Duygu Türkyılmaz Kılıç

Duygu Türkyılmaz Kılıç

Kitapsız büyüyen çocuk, susuz yetişen ağaca benzer...

Kitapsız büyüyen çocuk, susuz yetişen ağaca benzer...

Al kahveni eline, bir kitap seç ve dünyayı sessize al. Okuduğun kitaptaki karakterleri, mekânları hayalinde canlandır. Okumak  hayalleri kanatlandırır.

Kitap okuyanlar bilir, okurken o hikâyenin içinde bulursun kendini. Filmlerden çok farklı, yönetmende kameramanda sensin.

Kitaplarda kapılar gibidir, bir kez açtın mı bambaşka bir dünyaya geçiverirsin...

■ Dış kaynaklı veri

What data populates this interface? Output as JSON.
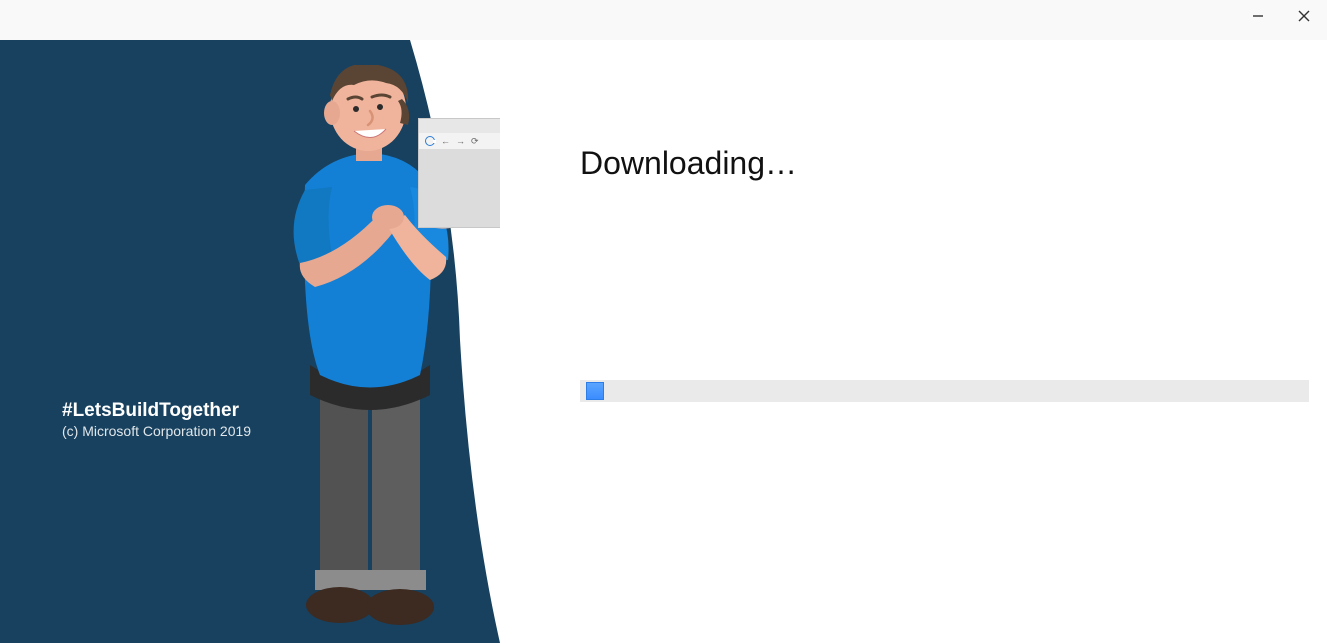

Sizlere 1943 yılında geçen bir girişimcilik hikâyesinden bahsetmek istiyorum.

O yıl genç Mustafa’nın tayini kütüphaneci olarak Ürgüp e çıkar. Devlet memurluğu o zamanlar çok iyi bir şey, çünkü özel sektör filan yok. Mustafa kütüphanede heyecanla okurlarını bekler günler geçer  ama ne geçen var ne giden... Çevredekilere çağrıda bulunur; gelin kitap okumaya, kütüphane bomboş diye... Lakin kimse gelmez. Amirlerine durumu bildirir fakat : “Sen maaşını alıyor musun kardeşim gerisini bos ver, oraya zaten yıllardır kimse gelmez” yanıtını alır. 23 yaşında çiçeği burnunda memur meslek aşkıyla bu duruma çare arar. Sonunda aklına bir fikir gelir, eşiyle paylaşır. Eşi ilk başta pek olumlu bakmasa da Mustafa’nın gözündeki o ışığı, o heyecanı görünce  destekler. Amirlerinin koyduğu tüm engelleri birer birer aşar. O dönemde de şimdiki gibi, “Çalışsam da ayni maaş çalışmasam da. Niye kendimi boşa yorayım ki?” zihniyetinde çok insan vardı maalesef. Ama bu düşünce Mustafa için geçerli değildi.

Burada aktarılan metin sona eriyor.